Mumbai, Jan 31: The uneasy relations between the Congress and the Nationalist Congress Party (NCP) — both allies in Maharashtra and at the centre — were highlighted again with the latter issuing an ultimatum on the seat-sharing issue here Friday.
The ultimatum came amidst reports that NCP president Sharad Pawar held a “secret” meeting with Gujarat Chief Minister Narendra Modi, the Bharatiya Janata Party (BJP)’s prime ministerial candidate in New Delhi Jan 17.
However, Pawar himself dismissed the reports outright as “mischievous and baseless” and his senior party leader Praful Patel endorsed the stand.
Patel, however, issued a dark warning over the delayed seat-sharing talks, saying “all options are open” to the party.
“Elections are round the corner and we need clarity on these issues. This (delay) is not a good sign. All options are open,” Patel told media persons in Mumbai, while denying the alleged Pawar-Modi meeting.
Pawar clarified a report in a section of the Marathi media that he meets chief ministers (CMs) during state visits or at chief ministers’ conferences in New Delhi called by the centre.

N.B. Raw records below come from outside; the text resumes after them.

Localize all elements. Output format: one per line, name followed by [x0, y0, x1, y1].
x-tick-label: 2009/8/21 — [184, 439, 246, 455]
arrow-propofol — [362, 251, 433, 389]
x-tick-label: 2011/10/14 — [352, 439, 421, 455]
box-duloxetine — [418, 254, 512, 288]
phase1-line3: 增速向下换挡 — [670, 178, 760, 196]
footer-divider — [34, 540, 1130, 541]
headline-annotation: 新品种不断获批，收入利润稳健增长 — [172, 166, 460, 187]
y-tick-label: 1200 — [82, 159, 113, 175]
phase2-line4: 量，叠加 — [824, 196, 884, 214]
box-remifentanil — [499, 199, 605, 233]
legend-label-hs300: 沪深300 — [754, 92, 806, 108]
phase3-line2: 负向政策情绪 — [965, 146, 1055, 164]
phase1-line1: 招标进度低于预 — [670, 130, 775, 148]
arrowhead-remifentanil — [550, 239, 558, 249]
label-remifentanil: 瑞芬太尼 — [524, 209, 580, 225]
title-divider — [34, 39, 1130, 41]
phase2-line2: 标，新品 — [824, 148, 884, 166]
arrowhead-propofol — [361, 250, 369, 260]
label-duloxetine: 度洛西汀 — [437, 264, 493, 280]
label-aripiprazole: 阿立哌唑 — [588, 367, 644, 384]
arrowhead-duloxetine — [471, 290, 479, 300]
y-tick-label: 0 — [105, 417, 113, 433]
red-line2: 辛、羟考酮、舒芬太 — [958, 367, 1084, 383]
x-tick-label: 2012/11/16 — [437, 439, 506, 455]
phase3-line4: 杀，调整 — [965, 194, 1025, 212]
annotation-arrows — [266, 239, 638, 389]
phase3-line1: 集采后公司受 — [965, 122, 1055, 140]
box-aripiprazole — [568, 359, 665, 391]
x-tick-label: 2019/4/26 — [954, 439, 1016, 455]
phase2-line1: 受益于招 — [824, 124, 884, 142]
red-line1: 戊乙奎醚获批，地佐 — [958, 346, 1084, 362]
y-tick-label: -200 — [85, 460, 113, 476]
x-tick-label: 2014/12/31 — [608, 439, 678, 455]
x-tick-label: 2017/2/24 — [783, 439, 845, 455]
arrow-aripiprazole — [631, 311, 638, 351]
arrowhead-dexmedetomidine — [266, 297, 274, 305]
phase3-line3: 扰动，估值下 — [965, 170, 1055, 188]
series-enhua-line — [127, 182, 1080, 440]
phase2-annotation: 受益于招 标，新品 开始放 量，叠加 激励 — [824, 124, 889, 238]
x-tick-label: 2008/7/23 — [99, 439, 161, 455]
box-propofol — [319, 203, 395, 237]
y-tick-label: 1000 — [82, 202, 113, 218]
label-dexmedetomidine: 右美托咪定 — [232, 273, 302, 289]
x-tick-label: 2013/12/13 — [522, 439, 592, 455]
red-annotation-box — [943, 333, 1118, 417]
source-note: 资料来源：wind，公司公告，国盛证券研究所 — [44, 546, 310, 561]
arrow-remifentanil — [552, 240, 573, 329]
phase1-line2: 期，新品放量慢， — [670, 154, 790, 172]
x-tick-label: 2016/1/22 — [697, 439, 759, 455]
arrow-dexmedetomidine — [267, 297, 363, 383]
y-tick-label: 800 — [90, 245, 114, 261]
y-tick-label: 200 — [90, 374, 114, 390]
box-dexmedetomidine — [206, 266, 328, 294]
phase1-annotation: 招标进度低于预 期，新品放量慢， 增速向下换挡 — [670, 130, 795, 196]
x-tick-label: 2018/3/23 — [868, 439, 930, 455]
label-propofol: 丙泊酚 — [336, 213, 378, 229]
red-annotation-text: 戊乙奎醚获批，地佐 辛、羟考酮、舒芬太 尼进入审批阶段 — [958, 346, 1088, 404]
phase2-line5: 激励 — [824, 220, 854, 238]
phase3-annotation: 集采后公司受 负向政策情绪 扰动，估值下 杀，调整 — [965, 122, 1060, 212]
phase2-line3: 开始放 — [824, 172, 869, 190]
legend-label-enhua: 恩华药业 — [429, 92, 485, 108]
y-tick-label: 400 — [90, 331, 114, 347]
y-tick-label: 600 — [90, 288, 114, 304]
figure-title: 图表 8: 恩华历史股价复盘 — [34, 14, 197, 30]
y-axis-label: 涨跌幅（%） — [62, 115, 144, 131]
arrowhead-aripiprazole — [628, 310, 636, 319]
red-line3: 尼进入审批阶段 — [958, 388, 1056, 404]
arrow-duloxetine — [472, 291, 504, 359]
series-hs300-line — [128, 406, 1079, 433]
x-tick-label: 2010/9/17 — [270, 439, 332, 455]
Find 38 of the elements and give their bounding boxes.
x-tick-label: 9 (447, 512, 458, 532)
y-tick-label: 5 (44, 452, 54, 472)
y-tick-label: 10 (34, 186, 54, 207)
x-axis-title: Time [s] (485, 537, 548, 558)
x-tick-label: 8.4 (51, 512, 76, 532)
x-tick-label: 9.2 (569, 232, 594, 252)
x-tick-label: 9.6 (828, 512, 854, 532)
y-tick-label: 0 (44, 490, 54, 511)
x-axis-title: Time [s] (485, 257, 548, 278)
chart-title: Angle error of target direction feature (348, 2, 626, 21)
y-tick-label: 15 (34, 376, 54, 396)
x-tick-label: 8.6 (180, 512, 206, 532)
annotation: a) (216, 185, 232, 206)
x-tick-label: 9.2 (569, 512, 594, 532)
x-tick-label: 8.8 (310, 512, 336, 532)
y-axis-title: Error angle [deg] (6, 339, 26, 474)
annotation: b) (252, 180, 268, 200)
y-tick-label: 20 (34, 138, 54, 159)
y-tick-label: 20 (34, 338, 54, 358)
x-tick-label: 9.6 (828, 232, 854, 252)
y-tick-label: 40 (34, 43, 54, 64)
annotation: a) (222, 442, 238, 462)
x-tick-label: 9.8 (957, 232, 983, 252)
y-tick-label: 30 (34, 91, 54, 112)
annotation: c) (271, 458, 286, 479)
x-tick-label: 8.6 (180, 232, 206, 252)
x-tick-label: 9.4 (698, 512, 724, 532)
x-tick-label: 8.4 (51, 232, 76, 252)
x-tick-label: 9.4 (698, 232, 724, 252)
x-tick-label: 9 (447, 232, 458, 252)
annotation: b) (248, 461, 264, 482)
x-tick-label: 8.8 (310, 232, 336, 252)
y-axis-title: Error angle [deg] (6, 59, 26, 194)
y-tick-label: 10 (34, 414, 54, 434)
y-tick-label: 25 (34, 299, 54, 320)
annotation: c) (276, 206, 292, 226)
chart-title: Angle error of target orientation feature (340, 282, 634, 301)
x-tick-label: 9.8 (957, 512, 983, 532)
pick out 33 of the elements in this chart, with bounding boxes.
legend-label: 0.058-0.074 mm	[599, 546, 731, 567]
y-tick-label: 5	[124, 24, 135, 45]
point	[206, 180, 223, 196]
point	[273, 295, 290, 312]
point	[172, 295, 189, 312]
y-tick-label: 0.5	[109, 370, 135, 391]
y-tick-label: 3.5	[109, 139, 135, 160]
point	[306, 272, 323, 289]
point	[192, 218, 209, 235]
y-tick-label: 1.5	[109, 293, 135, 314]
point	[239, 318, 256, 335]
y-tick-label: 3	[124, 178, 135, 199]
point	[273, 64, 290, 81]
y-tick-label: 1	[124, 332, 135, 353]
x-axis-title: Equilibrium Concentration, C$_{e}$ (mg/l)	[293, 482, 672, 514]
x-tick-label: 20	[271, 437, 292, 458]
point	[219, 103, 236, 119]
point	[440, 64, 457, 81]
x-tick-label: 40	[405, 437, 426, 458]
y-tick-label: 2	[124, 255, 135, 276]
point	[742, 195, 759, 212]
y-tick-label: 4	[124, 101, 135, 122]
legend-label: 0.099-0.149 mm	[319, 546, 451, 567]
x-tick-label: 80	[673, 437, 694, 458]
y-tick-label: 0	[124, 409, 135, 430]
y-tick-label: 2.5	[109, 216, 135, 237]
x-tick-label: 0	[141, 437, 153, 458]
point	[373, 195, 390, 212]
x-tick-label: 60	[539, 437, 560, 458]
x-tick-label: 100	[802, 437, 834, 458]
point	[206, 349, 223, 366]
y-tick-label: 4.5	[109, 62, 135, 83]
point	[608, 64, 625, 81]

“Barring these occasions, I never met Modi in the past one year,” Pawar said in a tweet, while a party spokesman said the NCP chief was not in the national capital Jan. 17.
The issue became complicated with the Swabhimani Shetkari Sanghatana (SSS) saying the NCP would not be welcome in the BJP-led National Democratic Alliance.
The party is a constituent of Maharashtra’s saffron “Grand Alliance” comprising the BJP, the Shiv Sena, the Republican Party of India-Athawale and the SSS.
Patel reiterated the NCP was very much in alliance with the Congress and it would continue like in the past 10 years.
On an earlier occasion, Pawar categorically refuted reports that he was a contender for the prime minister’s post.
Pawar broke away from the Congress in 1999, protesting Congress chief Sonia Gandhi’s foreign origin, and launched the NCP.
The Congress and the NCP share 26 and 22 seats, respectively, in Maharashtra’s 48 Lok Sabha seats. Barring minor adjustments on a few seats, the same formula is expected to continue for the 2014 general elections.
Despite the blow hot-blow cold relationship, the Congress and the NCP are part of the United Progressive Alliance at the centre over the 10 years and in the Democratic Front in the state for the past 14 years.